Шрифт:
Я встал, прошелся несколько раз по комнате, остановился у двери и завороженно, слово в слово, как Андрей, спросил:
— Мне уйти?
— Ты чего? — вздернула брови Светка.
— Не понимаешь? — Очень старался сдержаться, не выказать, насколько уязвлен и унижен.
— А что я должна понимать?
Или актриса она талантливая, или ее прозрачно-смуглая кожа только кажется тонкой, а на самом деле — как подошва. Третьего — что просто дура — не дано, я уже не раз получил возможность убедиться, что соображает она отменно.

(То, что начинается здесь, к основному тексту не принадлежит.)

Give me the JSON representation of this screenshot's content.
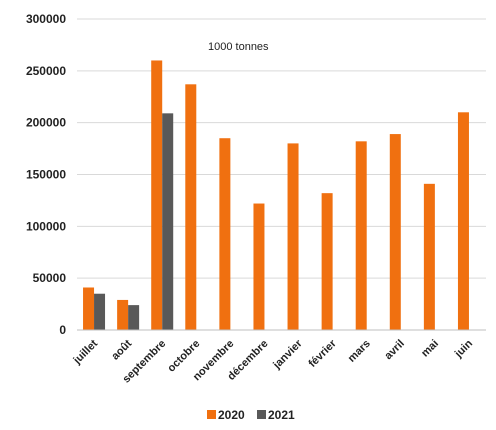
{
  "chart_data": {
    "type": "bar",
    "title": "",
    "xlabel": "",
    "ylabel": "",
    "annotation": "1000 tonnes",
    "categories": [
      "juillet",
      "août",
      "septembre",
      "octobre",
      "novembre",
      "décembre",
      "janvier",
      "février",
      "mars",
      "avril",
      "mai",
      "juin"
    ],
    "series": [
      {
        "name": "2020",
        "color": "#f07010",
        "values": [
          41000,
          29000,
          260000,
          237000,
          185000,
          122000,
          180000,
          132000,
          182000,
          189000,
          141000,
          210000
        ]
      },
      {
        "name": "2021",
        "color": "#595959",
        "values": [
          35000,
          24000,
          209000,
          null,
          null,
          null,
          null,
          null,
          null,
          null,
          null,
          null
        ]
      }
    ],
    "ylim": [
      0,
      300000
    ],
    "yticks": [
      0,
      50000,
      100000,
      150000,
      200000,
      250000,
      300000
    ],
    "ytick_labels": [
      "0",
      "50000",
      "100000",
      "150000",
      "200000",
      "250000",
      "300000"
    ],
    "grid": true,
    "legend_position": "bottom"
  }
}
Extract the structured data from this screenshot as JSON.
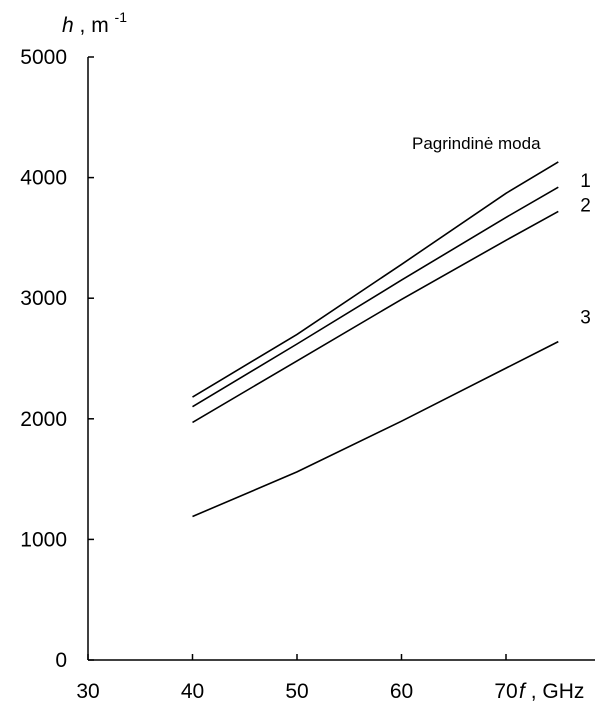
{
  "chart_data": {
    "type": "line",
    "title": "",
    "xlabel": {
      "symbol": "f",
      "unit": ", GHz"
    },
    "ylabel": {
      "symbol": "h",
      "unit": ", m",
      "exponent": "-1"
    },
    "xlim": [
      30,
      77
    ],
    "ylim": [
      0,
      5000
    ],
    "x_ticks": [
      30,
      40,
      50,
      60,
      70
    ],
    "y_ticks": [
      0,
      1000,
      2000,
      3000,
      4000,
      5000
    ],
    "grid": false,
    "legend_title": "Pagrindinė moda",
    "series": [
      {
        "name": "",
        "label": "",
        "x": [
          40,
          50,
          60,
          70,
          75
        ],
        "y": [
          2180,
          2700,
          3280,
          3870,
          4130
        ]
      },
      {
        "name": "1",
        "label": "1",
        "x": [
          40,
          50,
          60,
          70,
          75
        ],
        "y": [
          2100,
          2620,
          3150,
          3670,
          3920
        ]
      },
      {
        "name": "2",
        "label": "2",
        "x": [
          40,
          50,
          60,
          70,
          75
        ],
        "y": [
          1970,
          2480,
          2990,
          3480,
          3720
        ]
      },
      {
        "name": "3",
        "label": "3",
        "x": [
          40,
          50,
          60,
          70,
          75
        ],
        "y": [
          1190,
          1560,
          1980,
          2420,
          2640
        ]
      }
    ]
  }
}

— Ну, если действительно не понимаешь… — звенящим голосом начал я, но Светка не дала мне договорить:
— А ты тоже хорош! Тебе бы сказали, что смотреть на тебя противно, небось, взбеленился бы!

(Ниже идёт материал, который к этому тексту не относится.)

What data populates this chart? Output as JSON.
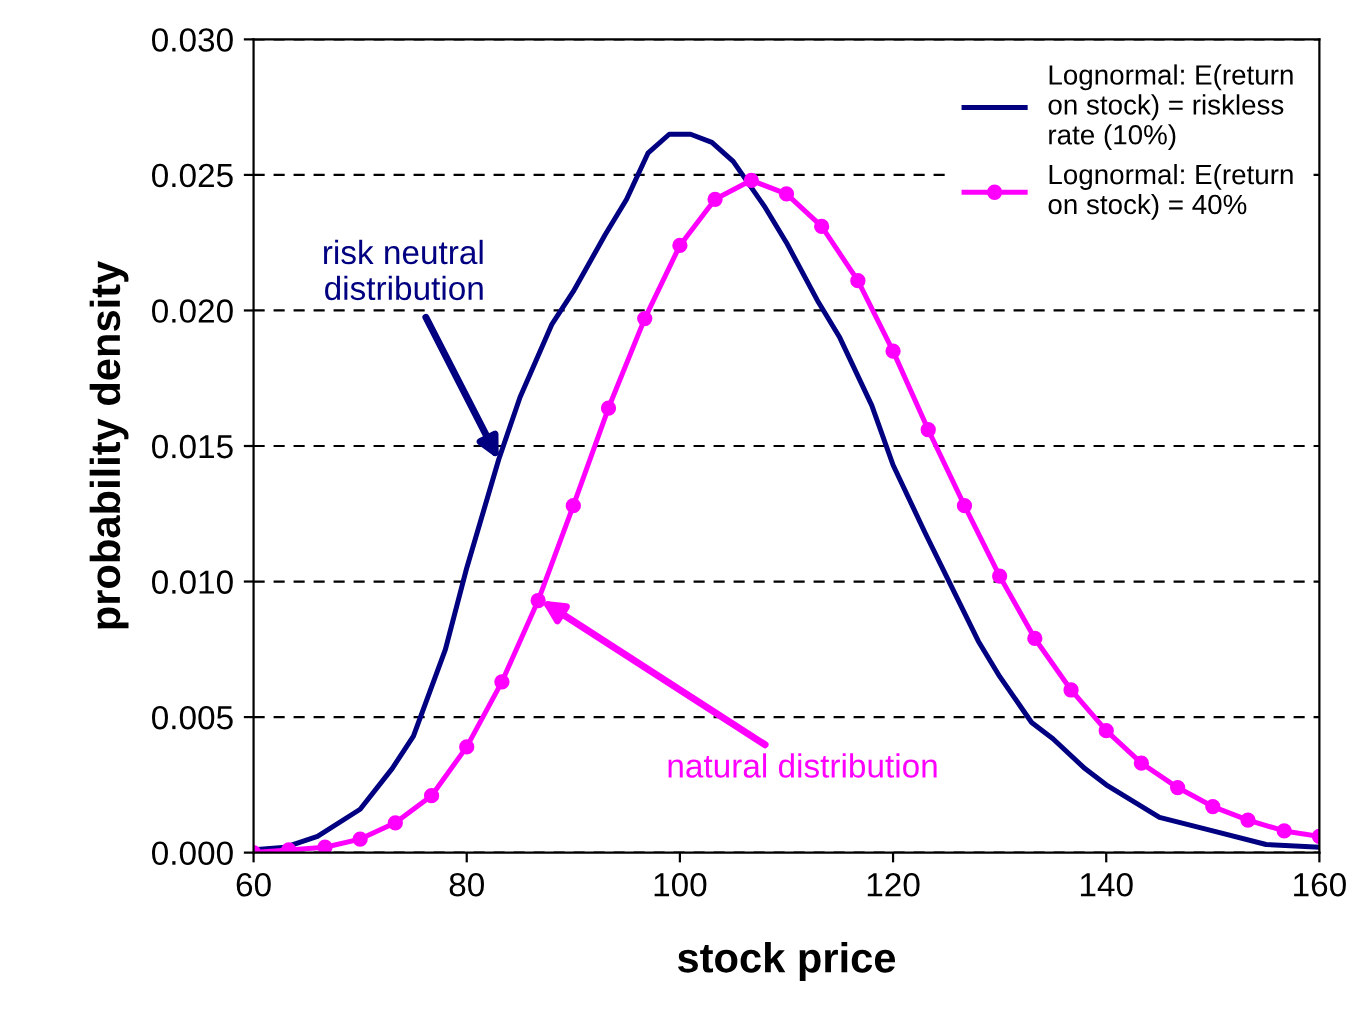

Ах, вот оно что! Но, во-первых, не надо передергивать и слова мои извращать — я вовсе не говорил Андрею, что мне противно смотреть на него. А во-вторых… во-вторых…
Не так часто, увы, приходилось мне совершать в жизни поступки, которыми мог бы потом гордиться. Если не самими поступками, то по крайней мере проявлением характера, мужской решимости и непреклонности. Мне не хотелось уходить. Очень-очень не хотелось. И Светка даже сейчас, после всего, несказанно привлекала меня. Вечер был весь впереди и, возможно, многое мне обещал. И очень хороша была Светка в легком синем, плотно облегающем платье, забавно морщился ее милый, так нравящийся мне вздернутый носик, — вам часто приходилось встречать курносую смуглянку? — но я пересилил себя. Я должен был ее наказать. Не уверен, правда, что это послужило бы ей наказанием, но все равно. Пускай знает, что у меня тоже и достоинство есть, и самолюбие. На будущее. На будущее, потому что, как ни распалял себя, чувствовал, что ухожу не навсегда, не смогу уйти навсегда. Одарил ее испепеляющим — надеюсь, он получился таковым — взглядом, выбежал в коридор, быстро, чтобы не передумать в последний момент, оделся и грохнуть за собой дверью постарался не менее громко, чем, будь он трижды проклят, Андрей.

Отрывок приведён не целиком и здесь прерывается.